An Italian Old Master portrait stolen from a Jewish art dealer 85 years ago briefly surfaced in a luxury Argentine real estate ad — only to vanish almost as soon as reporters spotted it. Now Interpol and Argentine police are scrambling to stop it from slipping back into the shadows of Nazi loot.
The painting, an 18th-century Portrait of a Lady by Giuseppe Ghislandi, once belonged to renowned Dutch Jewish dealer Jacques Goudstikker, whose entire collection was seized by Nazis in a forced sale in 1940. Goudstikker himself died while fleeing the German invasion, leaving behind a “black book” inventory of nearly 1,000 plundered works.
Some 200 were restituted to his heir Marei von Saher in 2006. But this particular portrait — depicting Contessa Colleoni in a green silk gown — was never recovered.
Dutch reporters Cyril Rosman and Peter Schouten had been chasing leads for years, following the trail of Nazi official Friedrich Kadgien, a close adviser to Hermann Göring who escaped to Argentina after the war. When Kadgien’s daughter listed the family’s seaside home in Mar del Plata, an eagle-eyed journalist spotted something extraordinary in the background of a glossy property photo: a painting above a green sofa that looked exactly like the missing Ghislandi.
Then the listing vanished from the realtor’s website.
Kadgien had fled Germany with diamonds and at least two paintings, according to wartime diaries. He died in Buenos Aires in 1978, and his two daughters have lived there since. One has been linked to other suspicious artworks, including a still-life by Abraham Mignon that appeared in her social media posts.
When journalists reached out, the daughter brushed them off. “I don’t know what painting you’re talking about,” she replied — before going silent, pulling the ad, and even changing her name on Instagram.
With the lead threatening to evaporate, Interpol and Argentine federal police have joined forces with Dutch officials to track the portrait down before it disappears into another private vault.

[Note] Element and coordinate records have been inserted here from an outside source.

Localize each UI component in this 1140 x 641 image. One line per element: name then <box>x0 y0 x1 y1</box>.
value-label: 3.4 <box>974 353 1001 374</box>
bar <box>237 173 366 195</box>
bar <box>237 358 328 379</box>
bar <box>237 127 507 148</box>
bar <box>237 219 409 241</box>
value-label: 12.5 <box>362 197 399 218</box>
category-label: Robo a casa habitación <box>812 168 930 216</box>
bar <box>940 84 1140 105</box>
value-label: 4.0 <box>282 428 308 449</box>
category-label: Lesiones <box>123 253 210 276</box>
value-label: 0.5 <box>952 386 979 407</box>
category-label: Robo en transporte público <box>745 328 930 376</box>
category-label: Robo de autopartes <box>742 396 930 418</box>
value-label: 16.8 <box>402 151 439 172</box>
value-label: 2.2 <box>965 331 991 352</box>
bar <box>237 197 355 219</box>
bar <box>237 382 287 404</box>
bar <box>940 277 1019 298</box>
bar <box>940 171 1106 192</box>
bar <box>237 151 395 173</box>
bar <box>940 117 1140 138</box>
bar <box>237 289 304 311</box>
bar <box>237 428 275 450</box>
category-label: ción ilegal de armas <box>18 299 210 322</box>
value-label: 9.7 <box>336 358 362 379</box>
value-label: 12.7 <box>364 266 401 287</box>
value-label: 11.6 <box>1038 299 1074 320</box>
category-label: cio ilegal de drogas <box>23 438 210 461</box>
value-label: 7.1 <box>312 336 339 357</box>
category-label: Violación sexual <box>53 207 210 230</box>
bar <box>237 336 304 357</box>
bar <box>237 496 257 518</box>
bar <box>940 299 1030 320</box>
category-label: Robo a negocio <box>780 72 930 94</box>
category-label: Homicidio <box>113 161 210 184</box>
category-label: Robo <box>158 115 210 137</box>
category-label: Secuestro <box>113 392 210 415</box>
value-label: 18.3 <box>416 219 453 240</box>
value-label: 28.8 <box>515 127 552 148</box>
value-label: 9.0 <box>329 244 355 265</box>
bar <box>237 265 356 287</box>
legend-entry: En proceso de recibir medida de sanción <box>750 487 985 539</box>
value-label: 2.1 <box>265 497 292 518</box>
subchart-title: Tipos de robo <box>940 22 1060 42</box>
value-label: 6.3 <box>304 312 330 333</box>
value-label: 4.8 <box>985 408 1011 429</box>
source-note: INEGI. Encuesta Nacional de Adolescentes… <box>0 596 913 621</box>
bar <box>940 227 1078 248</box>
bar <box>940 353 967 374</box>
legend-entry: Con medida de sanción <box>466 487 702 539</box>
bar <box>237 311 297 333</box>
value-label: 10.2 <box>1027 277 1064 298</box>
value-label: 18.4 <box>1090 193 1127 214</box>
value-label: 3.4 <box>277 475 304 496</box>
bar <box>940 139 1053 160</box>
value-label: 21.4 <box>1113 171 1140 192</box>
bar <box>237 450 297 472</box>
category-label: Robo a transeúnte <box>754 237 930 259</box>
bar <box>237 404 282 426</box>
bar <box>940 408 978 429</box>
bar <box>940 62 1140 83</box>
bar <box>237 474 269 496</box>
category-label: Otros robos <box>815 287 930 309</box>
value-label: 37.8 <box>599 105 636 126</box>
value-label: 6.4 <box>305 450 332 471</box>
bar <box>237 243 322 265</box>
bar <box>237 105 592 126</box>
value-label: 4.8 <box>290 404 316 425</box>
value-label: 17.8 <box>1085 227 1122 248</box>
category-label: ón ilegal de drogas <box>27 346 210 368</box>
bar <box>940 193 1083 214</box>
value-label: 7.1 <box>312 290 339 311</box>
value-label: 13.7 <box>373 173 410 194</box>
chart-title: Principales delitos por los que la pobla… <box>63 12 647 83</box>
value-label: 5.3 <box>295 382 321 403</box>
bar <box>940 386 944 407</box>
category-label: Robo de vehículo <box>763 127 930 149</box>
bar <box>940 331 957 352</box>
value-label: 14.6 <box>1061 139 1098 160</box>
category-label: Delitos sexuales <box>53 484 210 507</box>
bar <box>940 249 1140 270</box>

The case has electrified the sluggish world of Nazi art restitution, normally bogged down in court battles and paperwork.
For Goudstikker’s heir, 81-year-old Marei von Saher, the sudden glimpse of the portrait is bittersweet. “It is my family’s goal to recover every artwork stolen from the Goudstikker collection,” she told reporters.
Experts estimate 600,000 Nazi-looted artworks remain missing. Some hang in museums, others circulate quietly in private hands, surfacing only by accident — as with the Cornelius Gurlitt hoard uncovered in Munich in 2013.
Deidre Berger of the Jewish Digital Cultural Recovery Project says many more could emerge “if governments worldwide would digitize and transcribe their archives.”